Mom believed that having her children work would help them understand the value of money and lay the foundations for a lifelong work ethic.

She had three kids, and for 2006, 2007 and 2008 she deducted wages of $5,500, $10,953 and $12,273, respectively.

There are tax advantages to hiring a minor child. For example, if the child is age 17 or younger, there are no social security (that is, FICA) taxes. In addition, there is no federal unemployment tax for a child under age 21, but that savings pales in comparison to the FICA savings.

Then you have other options, such as having the child fund an IRA. All IRAs require income subject to social security tax. It doesn’t matter if one is an employee (FICA tax) or is self-employed (self-employment taxes), but social security is the price of admission.

Her children were all under the age of ten. Can you imagine what those IRAs would be worth 50 years from now?

The IRS disagreed with her deducting payroll, and they wound up in Tax Court.

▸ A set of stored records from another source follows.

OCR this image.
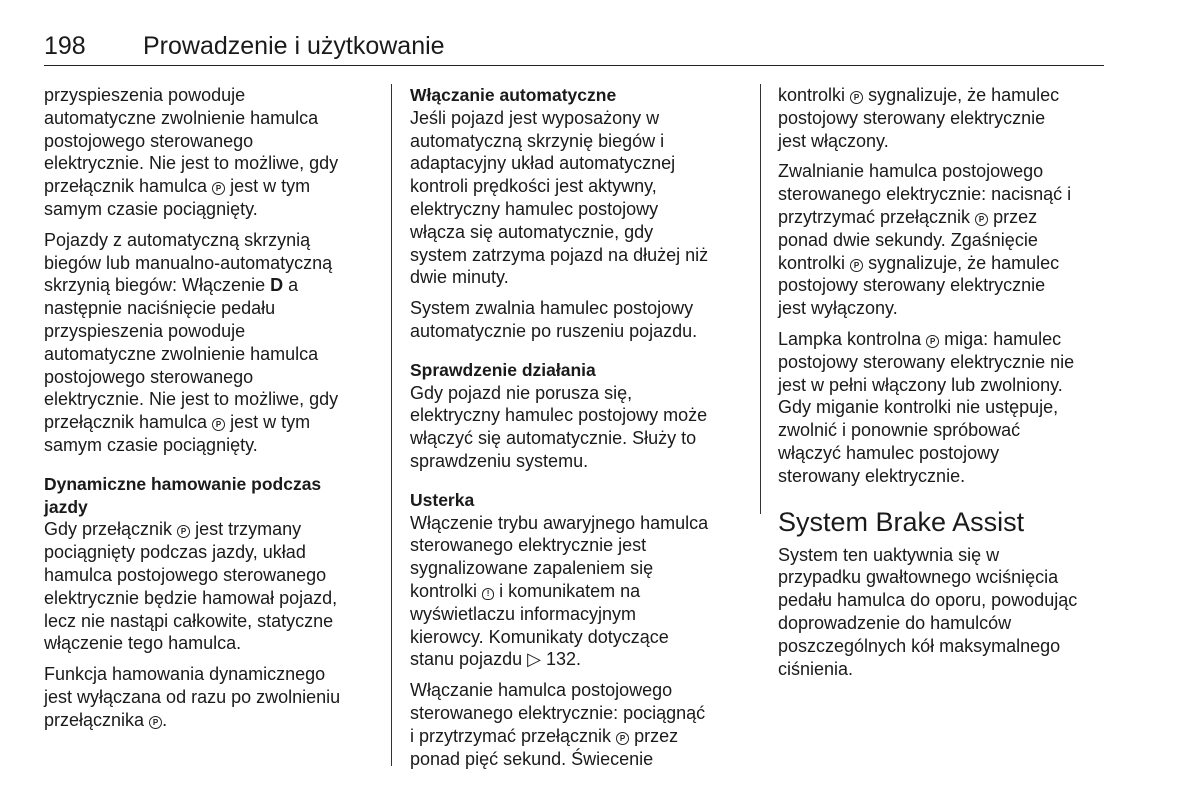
198 Prowadzenie i użytkowanie
przyspieszenia powoduje
automatyczne zwolnienie hamulca
postojowego sterowanego
elektrycznie. Nie jest to możliwe, gdy
przełącznik hamulca P jest w tym
samym czasie pociągnięty.
Pojazdy z automatyczną skrzynią
biegów lub manualno-automatyczną
skrzynią biegów: Włączenie D a
następnie naciśnięcie pedału
przyspieszenia powoduje
automatyczne zwolnienie hamulca
postojowego sterowanego
elektrycznie. Nie jest to możliwe, gdy
przełącznik hamulca P jest w tym
samym czasie pociągnięty.
Dynamiczne hamowanie podczas
jazdy
Gdy przełącznik P jest trzymany
pociągnięty podczas jazdy, układ
hamulca postojowego sterowanego
elektrycznie będzie hamował pojazd,
lecz nie nastąpi całkowite, statyczne
włączenie tego hamulca.
Funkcja hamowania dynamicznego
jest wyłączana od razu po zwolnieniu
przełącznika P .
Włączanie automatyczne
Jeśli pojazd jest wyposażony w
automatyczną skrzynię biegów i
adaptacyjny układ automatycznej
kontroli prędkości jest aktywny,
elektryczny hamulec postojowy
włącza się automatycznie, gdy
system zatrzyma pojazd na dłużej niż
dwie minuty.
System zwalnia hamulec postojowy
automatycznie po ruszeniu pojazdu.
Sprawdzenie działania
Gdy pojazd nie porusza się,
elektryczny hamulec postojowy może
włączyć się automatycznie. Służy to
sprawdzeniu systemu.
Usterka
Włączenie trybu awaryjnego hamulca
sterowanego elektrycznie jest
sygnalizowane zapaleniem się
kontrolki ! i komunikatem na
wyświetlaczu informacyjnym
kierowcy. Komunikaty dotyczące
stanu pojazdu ▷ 132.
Włączanie hamulca postojowego
sterowanego elektrycznie: pociągnąć
i przytrzymać przełącznik P przez
ponad pięć sekund. Świecenie
kontrolki P sygnalizuje, że hamulec
postojowy sterowany elektrycznie
jest włączony.
Zwalnianie hamulca postojowego
sterowanego elektrycznie: nacisnąć i
przytrzymać przełącznik P przez
ponad dwie sekundy. Zgaśnięcie
kontrolki P sygnalizuje, że hamulec
postojowy sterowany elektrycznie
jest wyłączony.
Lampka kontrolna P miga: hamulec
postojowy sterowany elektrycznie nie
jest w pełni włączony lub zwolniony.
Gdy miganie kontrolki nie ustępuje,
zwolnić i ponownie spróbować
włączyć hamulec postojowy
sterowany elektrycznie.
System Brake Assist
System ten uaktywnia się w
przypadku gwałtownego wciśnięcia
pedału hamulca do oporu, powodując
doprowadzenie do hamulców
poszczególnych kół maksymalnego
ciśnienia.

Your puzzler question is: why?
(1) You: The Court did not believe that the kids really did anything. Maybe she was just trying to deduct their allowances.
Me: The tax law becomes skeptical when related parties are involved, and you cannot get much more related than a mother and her children.  It was heightened in this case as the children were so young. For the most part, though, the Court believed her when she described what the children did.
(2) You: Mom used the money she “paid” the kids for their support – like paying their school tuition, for example.
Me: The tax law disallows a deduction if the money is disguised support, which tax law expects to be provided a dependent child. In this case, the Court saw the children buying books, games and normal kid items; some money also went to Section 529 plans. The Court did not believe that mom was trying to deduct support expenses.
(3) You: She could not provide paperwork to back-up her deductions. What if she paid the kids in cash, for example?
Me: Good job. One reads that the Court wanted to believe her, but she presented no records. She did not provide bank statements showing the kids depositing their paychecks, presumably because the children did not have bank accounts.
She did not provide copies of the Section 529 plans. That was so easy to do that I found the failure odd.
At least she could show the Court a Form W-2.
Mom had not even issued W-2s.
The Court was exasperated.

It allowed her a deduction of $250 per child, as it believed that the kids worked. It could not do more in the absence of any documentation.

And there is the answer to the puzzler.

Too often it is not mind-numbing tax details that trip-up a taxpayer. Sometimes there is just a lapse of common sense.

Like issuing a W-2 if you want the IRS to believe you paid wages to somebody.